Karl grinned at him, fond and exasperated all at once. “Not quite the first impression we’d want to make.”

Leon gave a lazy stretch that was more calculated than it looked, showing off long lines of bare thigh, the flex of his stomach. “But so pretty.”

Karl groaned, and it definitely wasn’t in exasperation. “I would pay actual money to see you stalk through a club in velvet. Full honeytrap mode. Guys wouldn’t know what hit them.”

“Oh, honey.” Leon straddled him in one smooth motion, slitting his eyes as he looked down at Karl. “You couldn’t afford me.”

Karl’s hands dropped to Leon’s hips, holding him there. “I think you’ve forgotten I’ve already got you.”

“Got me?” Leon echoed.
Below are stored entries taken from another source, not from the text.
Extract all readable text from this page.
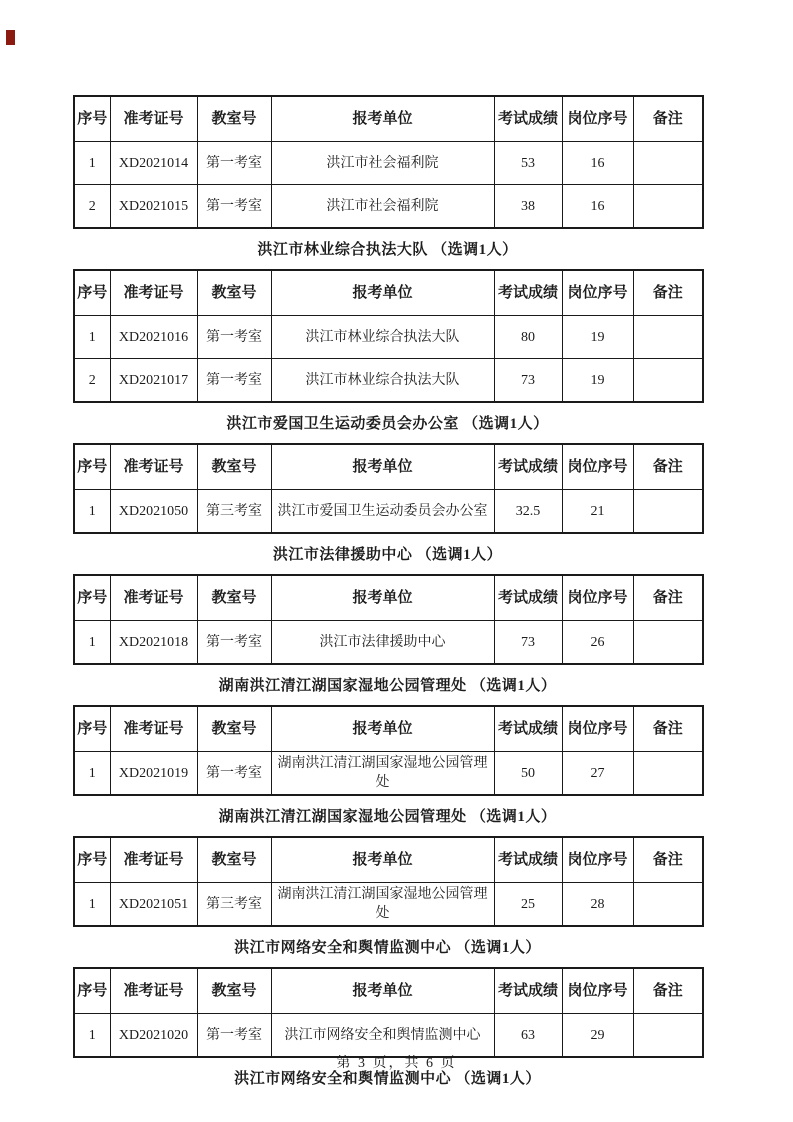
序号	准考证号	教室号	报考单位	考试成绩	岗位序号	备注
1	XD2021014	第一考室	洪江市社会福利院	53	16	
2	XD2021015	第一考室	洪江市社会福利院	38	16	
洪江市林业综合执法大队 （选调1人）
序号	准考证号	教室号	报考单位	考试成绩	岗位序号	备注
1	XD2021016	第一考室	洪江市林业综合执法大队	80	19	
2	XD2021017	第一考室	洪江市林业综合执法大队	73	19	
洪江市爱国卫生运动委员会办公室 （选调1人）
序号	准考证号	教室号	报考单位	考试成绩	岗位序号	备注
1	XD2021050	第三考室	洪江市爱国卫生运动委员会办公室	32.5	21	
洪江市法律援助中心 （选调1人）
序号	准考证号	教室号	报考单位	考试成绩	岗位序号	备注
1	XD2021018	第一考室	洪江市法律援助中心	73	26	
湖南洪江清江湖国家湿地公园管理处 （选调1人）
序号	准考证号	教室号	报考单位	考试成绩	岗位序号	备注
1	XD2021019	第一考室	湖南洪江清江湖国家湿地公园管理处	50	27	
湖南洪江清江湖国家湿地公园管理处 （选调1人）
序号	准考证号	教室号	报考单位	考试成绩	岗位序号	备注
1	XD2021051	第三考室	湖南洪江清江湖国家湿地公园管理处	25	28	
洪江市网络安全和舆情监测中心 （选调1人）
序号	准考证号	教室号	报考单位	考试成绩	岗位序号	备注
1	XD2021020	第一考室	洪江市网络安全和舆情监测中心	63	29	
洪江市网络安全和舆情监测中心 （选调1人）
第 3 页，共 6 页
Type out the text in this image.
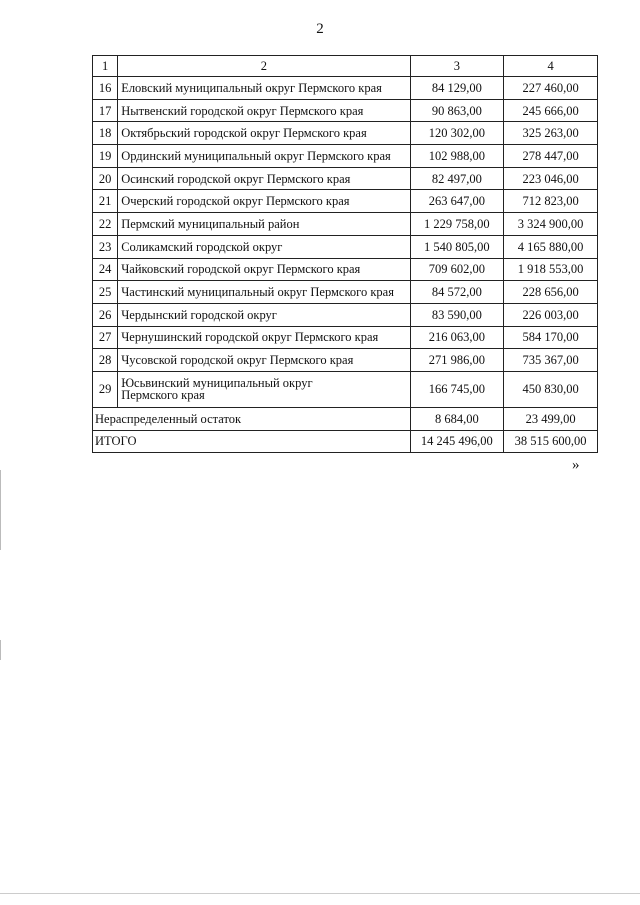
2
1	2	3	4
16	Еловский муниципальный округ Пермского края	84 129,00	227 460,00
17	Нытвенский городской округ Пермского края	90 863,00	245 666,00
18	Октябрьский городской округ Пермского края	120 302,00	325 263,00
19	Ординский муниципальный округ Пермского края	102 988,00	278 447,00
20	Осинский городской округ Пермского края	82 497,00	223 046,00
21	Очерский городской округ Пермского края	263 647,00	712 823,00
22	Пермский муниципальный район	1 229 758,00	3 324 900,00
23	Соликамский городской округ	1 540 805,00	4 165 880,00
24	Чайковский городской округ Пермского края	709 602,00	1 918 553,00
25	Частинский муниципальный округ Пермского края	84 572,00	228 656,00
26	Чердынский городской округ	83 590,00	226 003,00
27	Чернушинский городской округ Пермского края	216 063,00	584 170,00
28	Чусовской городской округ Пермского края	271 986,00	735 367,00
29	Юсьвинский муниципальный округ
Пермского края	166 745,00	450 830,00
Нераспределенный остаток		8 684,00	23 499,00
ИТОГО		14 245 496,00	38 515 600,00
»
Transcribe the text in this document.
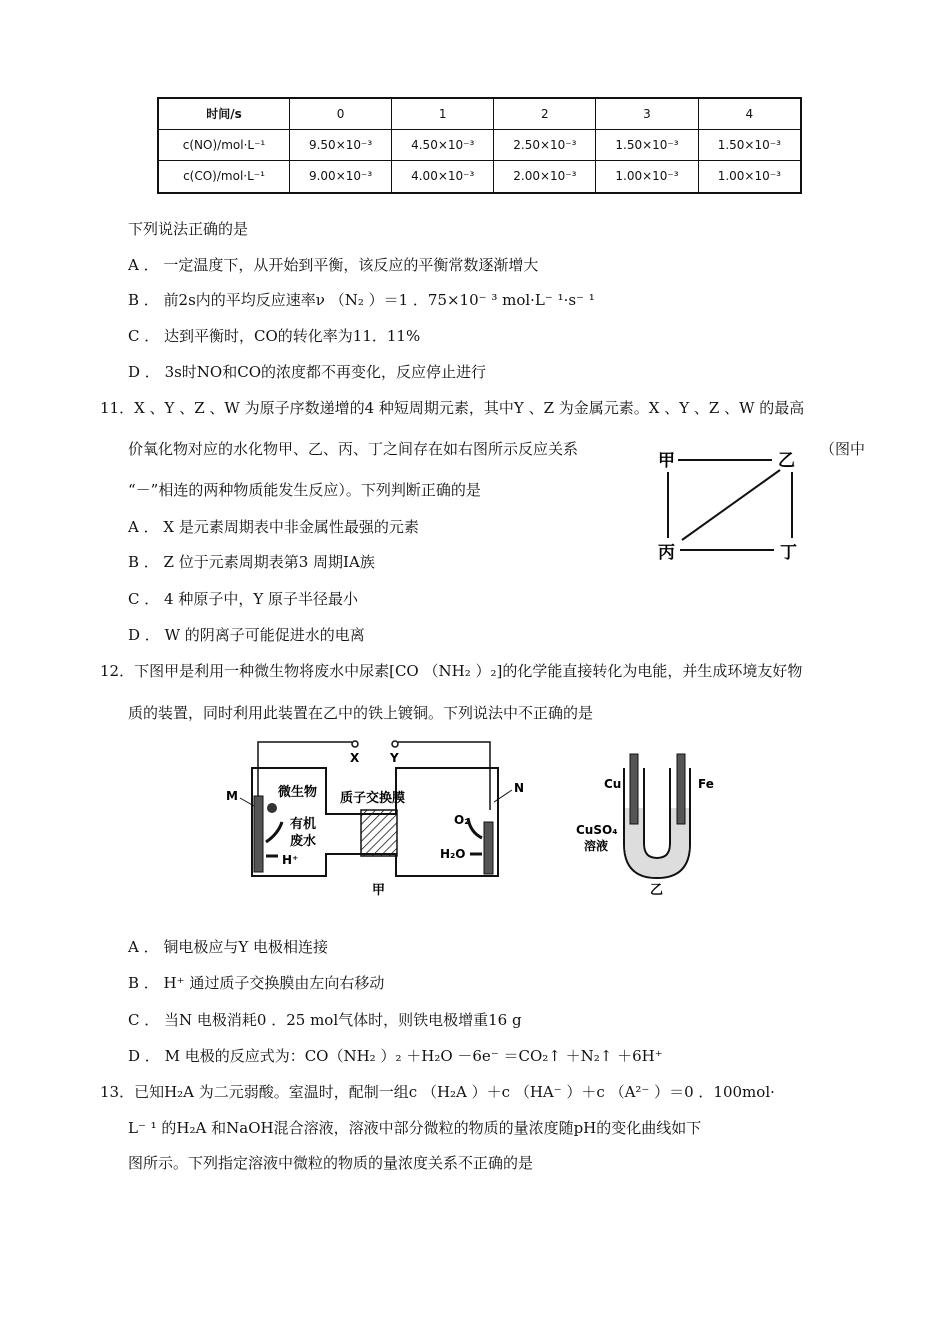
时间/s	0	1	2	3	4
c(NO)/mol·L⁻¹	9.50×10⁻³	4.50×10⁻³	2.50×10⁻³	1.50×10⁻³	1.50×10⁻³
c(CO)/mol·L⁻¹	9.00×10⁻³	4.00×10⁻³	2.00×10⁻³	1.00×10⁻³	1.00×10⁻³
下列说法正确的是
A ． 一定温度下，从开始到平衡，该反应的平衡常数逐渐增大
B ． 前2s内的平均反应速率ν （N₂ ）＝1 ．75×10⁻ ³ mol·L⁻ ¹·s⁻ ¹
C ． 达到平衡时，CO的转化率为11．11%
D ． 3s时NO和CO的浓度都不再变化，反应停止进行
11．X 、Y 、Z 、W 为原子序数递增的4 种短周期元素，其中Y 、Z 为金属元素。X 、Y 、Z 、W 的最高
价氧化物对应的水化物甲、乙、丙、丁之间存在如右图所示反应关系	（图中
“－”相连的两种物质能发生反应）。下列判断正确的是
A ． X 是元素周期表中非金属性最强的元素
B ． Z 位于元素周期表第3 周期IA族
C ． 4 种原子中，Y 原子半径最小
D ． W 的阴离子可能促进水的电离
甲	乙
丙	丁
12．下图甲是利用一种微生物将废水中尿素[CO （NH₂ ）₂]的化学能直接转化为电能，并生成环境友好物
质的装置，同时利用此装置在乙中的铁上镀铜。下列说法中不正确的是
X	Y
质子交换膜
M
N
微生物
有机
废水
H⁺
O₂
H₂O
甲
Cu	Fe
CuSO₄
溶液
乙
A ． 铜电极应与Y 电极相连接
B ． H⁺ 通过质子交换膜由左向右移动
C ． 当N 电极消耗0 ．25 mol气体时，则铁电极增重16 g
D ． M 电极的反应式为：CO（NH₂ ）₂ ＋H₂O －6e⁻ ＝CO₂↑ ＋N₂↑ ＋6H⁺
13．已知H₂A 为二元弱酸。室温时，配制一组c （H₂A ）＋c （HA⁻ ）＋c （A²⁻ ）＝0 ．100mol·
L⁻ ¹ 的H₂A 和NaOH混合溶液，溶液中部分微粒的物质的量浓度随pH的变化曲线如下
图所示。下列指定溶液中微粒的物质的量浓度关系不正确的是
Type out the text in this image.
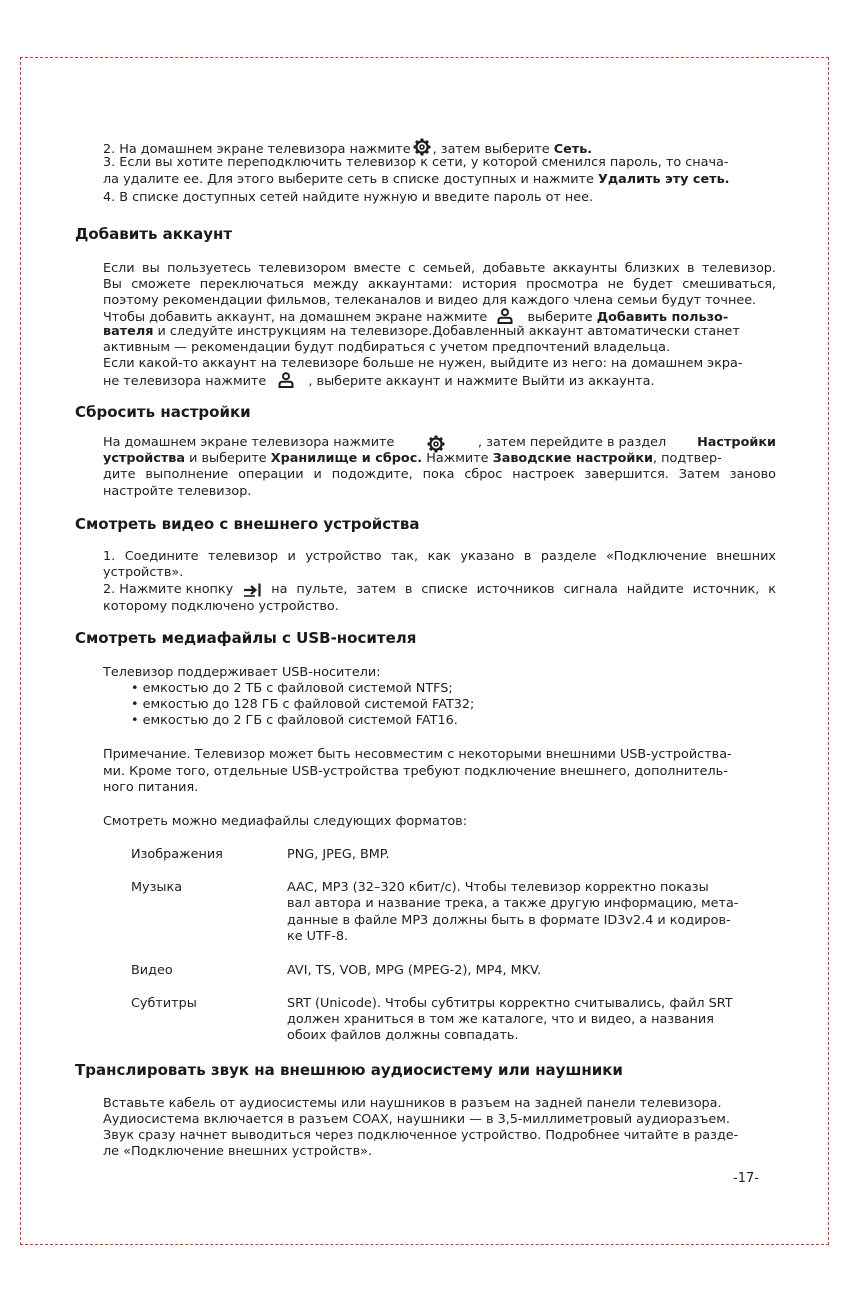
2. На домашнем экране телевизора нажмите , затем выберите Сеть.
3. Если вы хотите переподключить телевизор к сети, у которой сменился пароль, то снача-
ла удалите ее. Для этого выберите сеть в списке доступных и нажмите Удалить эту сеть.
4. В списке доступных сетей найдите нужную и введите пароль от нее.
Добавить аккаунт
Если вы пользуетесь телевизором вместе с семьей, добавьте аккаунты близких в телевизор.
Вы сможете переключаться между аккаунтами: история просмотра не будет смешиваться,
поэтому рекомендации фильмов, телеканалов и видео для каждого члена семьи будут точнее.
Чтобы добавить аккаунт, на домашнем экране нажмите	выберите Добавить пользо-
вателя и следуйте инструкциям на телевизоре.Добавленный аккаунт автоматически станет
активным — рекомендации будут подбираться с учетом предпочтений владельца.
Если какой-то аккаунт на телевизоре больше не нужен, выйдите из него: на домашнем экра-
не телевизора нажмите	, выберите аккаунт и нажмите Выйти из аккаунта.
Сбросить настройки
На домашнем экране телевизора нажмите	, затем перейдите в раздел Настройки
устройства и выберите Хранилище и сброс. Нажмите Заводские настройки, подтвер-
дите выполнение операции и подождите, пока сброс настроек завершится. Затем заново
настройте телевизор.
Смотреть видео с внешнего устройства
1. Соедините телевизор и устройство так, как указано в разделе «Подключение внешних
устройств».
2. Нажмите кнопку	на пульте, затем в списке источников сигнала найдите источник, к
которому подключено устройство.
Смотреть медиафайлы с USB-носителя
Телевизор поддерживает USB-носители:
• емкостью до 2 ТБ с файловой системой NTFS;
• емкостью до 128 ГБ с файловой системой FAT32;
• емкостью до 2 ГБ с файловой системой FAT16.
Примечание. Телевизор может быть несовместим с некоторыми внешними USB-устройства-
ми. Кроме того, отдельные USB-устройства требуют подключение внешнего, дополнитель-
ного питания.
Смотреть можно медиафайлы следующих форматов:
Изображения	PNG, JPEG, BMP.
Музыка	AAC, MP3 (32–320 кбит/с). Чтобы телевизор корректно показы
вал автора и название трека, а также другую информацию, мета-
данные в файле MP3 должны быть в формате ID3v2.4 и кодиров-
ке UTF-8.
Видео	AVI, TS, VOB, MPG (MPEG-2), MP4, MKV.
Субтитры	SRT (Unicode). Чтобы субтитры корректно считывались, файл SRT
должен храниться в том же каталоге, что и видео, а названия
обоих файлов должны совпадать.
Транслировать звук на внешнюю аудиосистему или наушники
Вставьте кабель от аудиосистемы или наушников в разъем на задней панели телевизора.
Аудиосистема включается в разъем COAX, наушники — в 3,5-миллиметровый аудиоразъем.
Звук сразу начнет выводиться через подключенное устройство. Подробнее читайте в разде-
ле «Подключение внешних устройств».
-17-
He leaned in close, their noses almost touching, his voice a velvet purr as his hair fell in a sleek curtain around them. “That sounds suspiciously like something a wolf would say about their mate.”

Karl flipped him.

Not hard—just fast enough that Leon let out a breathless oof and ended up sprawled smugly on his back, having gotten exactly what he wanted.

Karl hovered over him, pinning him there. “That’s because I’m a wolf,” he growled. “And you’re mine.”

Leon tilted his head like a cat eyeing a bird, letting his lips part in a wicked, satisfied smile. “Then claim me, wolf.”

Karl didn’t need a second invitation. This time, the kiss was heat and hunger again, less desperate than before but no less intense. This was them, learning each other. Learning the shape of the rest of their lives.